Use for: looking up transforms without the stock rclpy listener's per-message Python cost. The C++ tf2_ros::TransformListener ingests /tf on its own thread.

import rclcpp_kit
from rclcpp_kit import tf

rclcpp_kit.bringup_rclcpp()
listener = tf.TransformListener()                        # own node + own C++ thread
# ... transforms arrive on /tf ...
ts = listener.lookup_transform("world", "sensor", timeout=1.0)
x, y = ts.transform.translation.x, ts.transform.translation.y
ok = listener.can_transform("world", "sensor")
listener.set_transform(a_transform_stamped, is_static=True)   # seed directly
time= accepts None (latest) / seconds / an rclpy·rclcpp Time. Missing frames or a timeout raise tf.TransformException. get_frame_names() returns strs.

Pattern 3 — CDR serialization, byte-compatible with rclpy

Use for: wire bytes / bag round-trips.

from rclcpp_kit import serialization as ser
from std_msgs.msg import String

_, Cpp = ser.cpp_message_type_from_python(String)
m = Cpp(); m.data = "payload"
blob = ser.serialized_message_to_bytes(ser.serialize_message(m))   # == rclpy bytes
back = ser.deserialize_message(ser.serialized_message_from_bytes(blob), String)

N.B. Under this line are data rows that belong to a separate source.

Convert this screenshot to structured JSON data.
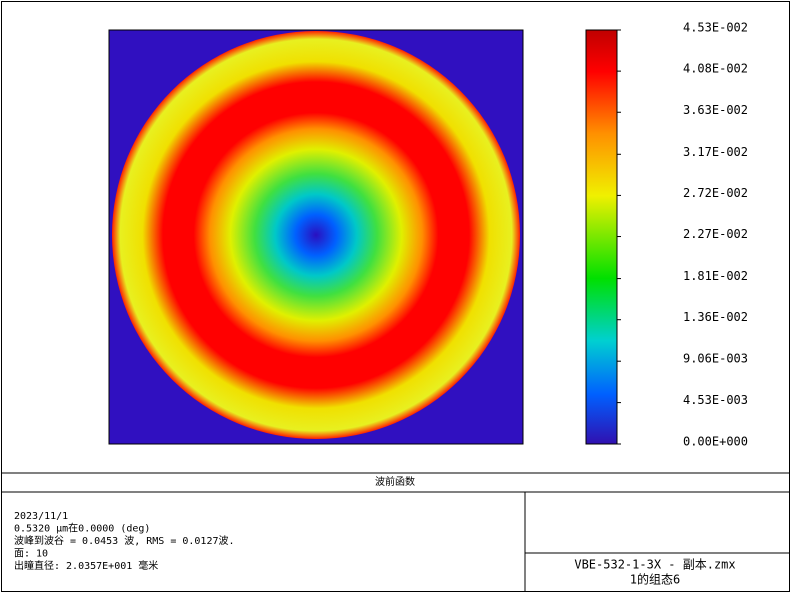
{
  "chart_data": {
    "type": "wavefront-map",
    "title": "波前函数",
    "clim": [
      0,
      0.0453
    ],
    "colorbar_ticks": [
      {
        "value": 0.0453,
        "label": "4.53E-002"
      },
      {
        "value": 0.0408,
        "label": "4.08E-002"
      },
      {
        "value": 0.0363,
        "label": "3.63E-002"
      },
      {
        "value": 0.0317,
        "label": "3.17E-002"
      },
      {
        "value": 0.0272,
        "label": "2.72E-002"
      },
      {
        "value": 0.0227,
        "label": "2.27E-002"
      },
      {
        "value": 0.0181,
        "label": "1.81E-002"
      },
      {
        "value": 0.0136,
        "label": "1.36E-002"
      },
      {
        "value": 0.00906,
        "label": "9.06E-003"
      },
      {
        "value": 0.00453,
        "label": "4.53E-003"
      },
      {
        "value": 0,
        "label": "0.00E+000"
      }
    ],
    "info": [
      "2023/11/1",
      "0.5320 µm在0.0000 (deg)",
      "波峰到波谷 = 0.0453 波, RMS = 0.0127波.",
      "面: 10",
      "出瞳直径: 2.0357E+001 毫米"
    ],
    "file": "VBE-532-1-3X - 副本.zmx",
    "config": "1的组态6"
  }
}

Pattern 4 — rosbag2 from Python (C++ reader/writer)

Use for: reading/writing bags with the C++ rosbag2_cpp stack, or as a rosbag2_py drop-in.

from rclcpp_kit import rosbag2_cpp
reader = rosbag2_cpp.open_reader("/path/to/bag", storage_id="mcap")
for md in rosbag2_cpp.iter_topics(reader):
    print(md.name, md.type)
for sbm in rosbag2_cpp.iter_messages(reader):            # C++ SerializedBagMessage
    ...

from rclcpp_kit import rosbag2_py_compat as rosbag2_py    # rosbag2_py-shaped API

Gotchas (the cppyy friction this kit hides, so you know the boundary)

  • Bringup is a header-parse cost, once. bringup_rclcpp() JITs the rclcpp headers on the first call; subsequent calls are no-ops. Freeze (PCH) removes the parse, not the per-signature JIT — see docs/FREEZE.md.
  • tf2_ros::Buffer is deliberately avoided. Its overloaded lookup/canTransform mis-resolve under cppyy and crash; the kit uses the plain tf2::BufferCore with unambiguous cppdef accessors. Use tf.TransformListener, not raw tf2_ros::Buffer.
  • Objects that own C++ threads/executors must be released before shutdown. tf.TransformListener.close() (also auto-registered) drops the listener before rclcpp::shutdown(); don't hold one past teardown.
  • Symbols resolve by soname at call time. If you reach past the kit into another ROS library, cppyy_kit.load_libraries([...]) it first (see cppyy_kit's SKILL).